The individual prayer carpet is noted in Ottoman Turkey by Thevenot (c.l660) (6) Rycault, however, (1664, "handkerchief" ) (7) and Sandys (1610, "upper garments") (8) when identifying things prayed upon did not mention rugs, but indicated other objects. From the travel accounts, there may be some question whether the prayer carpet was in general use at this time in Ottoman Turkey.

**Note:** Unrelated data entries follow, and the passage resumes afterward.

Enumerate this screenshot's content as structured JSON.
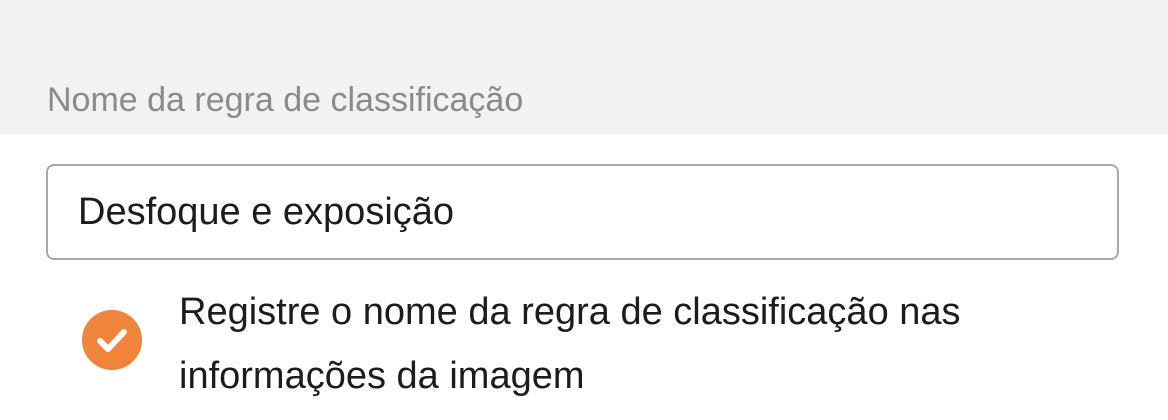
{
  "section": {
    "title": "Nome da regra de classificação"
  },
  "rule_name_field": {
    "value": "Desfoque e exposição",
    "placeholder": ""
  },
  "record_option": {
    "checked": true,
    "icon": "checkmark-circle-icon",
    "label": "Registre o nome da regra de classificação nas informações da imagem"
  },
  "colors": {
    "accent": "#f0843a",
    "header_bg": "#f2f2f2",
    "section_title": "#8a8a8e",
    "text": "#1c1c1e",
    "field_border": "#a8a8ad"
  }
}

These matters of prayer rugs and of mosque mats and carpets need to be taken into account by any speculation involving saffs. Saffs are nowhere mentioned by 17th century travellers. Thevenot, a sharp-eyed observer, knew the prayer carpet and referred to mosque floor covering merely as "carpets". While a datum is not a statistic, his notations and the tenor of other accounts are cautionary about whether saffs were in use at this time, in Ottoman mosques and elsewhere.